Les funérailles avaient lieu dans une immense salle aux murs blancs crèmes. C'était une couleur bien claire pour un endroit qui annonçait la mort. Il y avait moins d'une trentaine de personnes, et j'ai pensé à ce moment-là que c'était trop de personnes réunies pour la mort d'un connard.

La papier que Charlotte m'avait donné était encore dans la poche de mon jean. Son éloge funèbre, il avait écrit son propre éloge funèbre ! Mais quel...

- Ça va mec ? m'a demandé Thomas, pas vraiment à l'aise avec sa cravate.

- Ça va. Tu as eu des nouvelles de Sara récemment ?

- Euh, oui. D'ailleurs elle est désolée pour ton père, elle tenait à ce que je te le dise.

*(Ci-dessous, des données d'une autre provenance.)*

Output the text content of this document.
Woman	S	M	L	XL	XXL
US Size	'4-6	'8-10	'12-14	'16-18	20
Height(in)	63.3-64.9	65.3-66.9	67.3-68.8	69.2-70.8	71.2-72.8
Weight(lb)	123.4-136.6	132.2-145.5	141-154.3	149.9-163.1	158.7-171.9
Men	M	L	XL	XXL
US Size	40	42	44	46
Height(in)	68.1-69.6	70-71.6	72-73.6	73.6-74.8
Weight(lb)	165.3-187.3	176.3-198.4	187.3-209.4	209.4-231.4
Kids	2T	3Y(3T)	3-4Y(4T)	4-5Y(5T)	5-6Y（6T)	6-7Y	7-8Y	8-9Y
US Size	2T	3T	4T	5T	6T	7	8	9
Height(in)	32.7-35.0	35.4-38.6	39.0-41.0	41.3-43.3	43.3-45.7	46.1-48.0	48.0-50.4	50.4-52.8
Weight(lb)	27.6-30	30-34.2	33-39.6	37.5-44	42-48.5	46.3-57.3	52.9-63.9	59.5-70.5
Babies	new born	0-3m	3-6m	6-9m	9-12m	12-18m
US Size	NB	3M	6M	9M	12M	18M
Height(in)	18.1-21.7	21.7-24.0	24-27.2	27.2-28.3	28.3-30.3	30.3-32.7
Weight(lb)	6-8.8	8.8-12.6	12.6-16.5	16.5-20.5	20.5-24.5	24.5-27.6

J'ai vaguement hoché la tête et on m'a appelé à lire l'éloge funèbre de mon père. Bastien était au premier rang, il tenait la main de Barbara. Ma mère était au deuxième rang avec Franck et Charlotte, qui me regardait fixement d'un air entendu. J'ai à nouveau regardé Bastien et pensé à la soirée qu'on avait passé sur le parking de l'hôpital. Il m'avait dit que je n'étais pas un connard. Il m'avait fait comprendre que je ne détestais pas tant que ça notre père.

J'ai repensé à ce dernier et à la dernière bière qu'on avait partagée, cette nuit-là, après ma fugue.

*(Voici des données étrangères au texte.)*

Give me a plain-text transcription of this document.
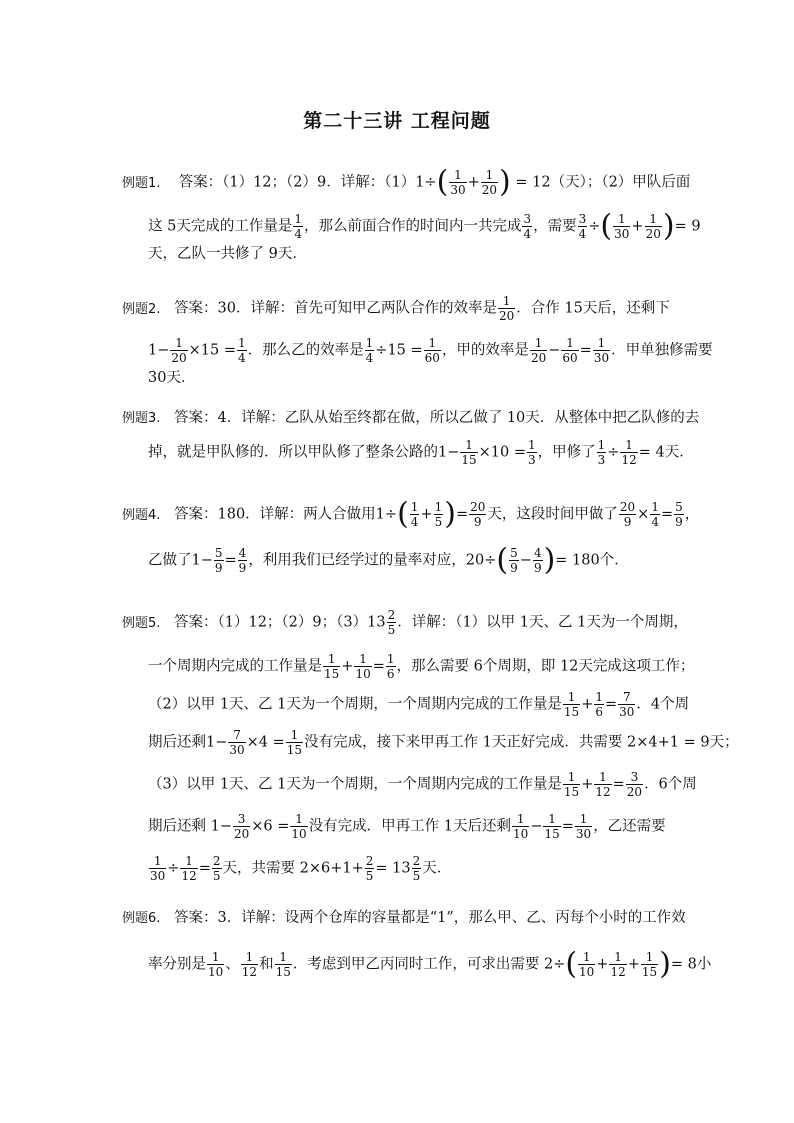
第二十三讲 工程问题
例题1. 答案：（1）12；（2）9．详解：$(1)1\div( \frac{1}{30} + \frac{1}{20}$ ) = 12（天）；（2）甲队后面
这 5天完成的工作量是 $\frac{1}{4}$ ，那么前面合作的时间内一共完成 $\frac{3}{4}$ ，需要 $\frac{3}{4}$ ÷( $\frac{1}{30} + \frac{1}{20}$ )= 9
天，乙队一共修了 9天．
例题2. 答案：30．详解：首先可知甲乙两队合作的效率是 $\frac{1}{20}$ ．合作 15天后，还剩下
$1- \frac{1}{20} \times 15 = \frac{1}{4}$ ．那么乙的效率是 $\frac{1}{4} \div 15 = \frac{1}{60}$ ，甲的效率是 $\frac{1}{20} - \frac{1}{60} = \frac{1}{30}$ ．甲单独修需要
30天．
例题3. 答案：4．详解：乙队从始至终都在做，所以乙做了 10天．从整体中把乙队修的去
掉，就是甲队修的．所以甲队修了整条公路的$1- \frac{1}{15} \times 10 = \frac{1}{3}$ ，甲修了 $\frac{1}{3} \div \frac{1}{12} = 4$天．
例题4. 答案：180．详解：两人合做用$1\div( \frac{1}{4} + \frac{1}{5}$ )= $\frac{20}{9}$ 天，这段时间甲做了 $\frac{20}{9} \times \frac{1}{4} = \frac{5}{9}$ ，
乙做了$1- \frac{5}{9} = \frac{4}{9}$ ，利用我们已经学过的量率对应，$20\div( \frac{5}{9} - \frac{4}{9}$ )= 180个．
例题5. 答案：（1）12；（2）9；$(3)13 \frac{2}{5}$ ．详解：（1）以甲 1天、乙 1天为一个周期，
一个周期内完成的工作量是 $\frac{1}{15} + \frac{1}{10} = \frac{1}{6}$ ，那么需要 6个周期，即 12天完成这项工作；
（2）以甲 1天、乙 1天为一个周期，一个周期内完成的工作量是 $\frac{1}{15} + \frac{1}{6} = \frac{7}{30}$ ．4个周
期后还剩$1- \frac{7}{30} \times 4 = \frac{1}{15}$ 没有完成，接下来甲再工作 1天正好完成．共需要 2×4+1 = 9天；
（3）以甲 1天、乙 1天为一个周期，一个周期内完成的工作量是 $\frac{1}{15} + \frac{1}{12} = \frac{3}{20}$ ．6个周
期后还剩 $1- \frac{3}{20} \times 6 = \frac{1}{10}$ 没有完成．甲再工作 1天后还剩 $\frac{1}{10} - \frac{1}{15} = \frac{1}{30}$ ，乙还需要
$\frac{1}{30} \div \frac{1}{12} = \frac{2}{5}$ 天，共需要 $2\times 6+1+ \frac{2}{5} = 13 \frac{2}{5}$ 天．
例题6. 答案：3．详解：设两个仓库的容量都是“1”，那么甲、乙、丙每个小时的工作效
率分别是 $\frac{1}{10}$ 、 $\frac{1}{12}$ 和 $\frac{1}{15}$ ．考虑到甲乙丙同时工作，可求出需要 $2\div( \frac{1}{10} + \frac{1}{12} + \frac{1}{15}$ )= 8小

- On m'a remis ceci, ai-je dit trop près du micro, ce qui a causé un Larsen - mais les gens ne s'en sont pas plaint. C'est... Un éloge funèbre pour mon père, par mon père.

J'ai discrètement levé les yeux vers Bastien, puis Charlotte. Les deux m'encourageaient avec un sourire. J'ai voulu cherché une pointe de réconfort chez ma mère, mais elle était aussi blanche que les murs. Je me suis éclairci la voix, et j'ai lu.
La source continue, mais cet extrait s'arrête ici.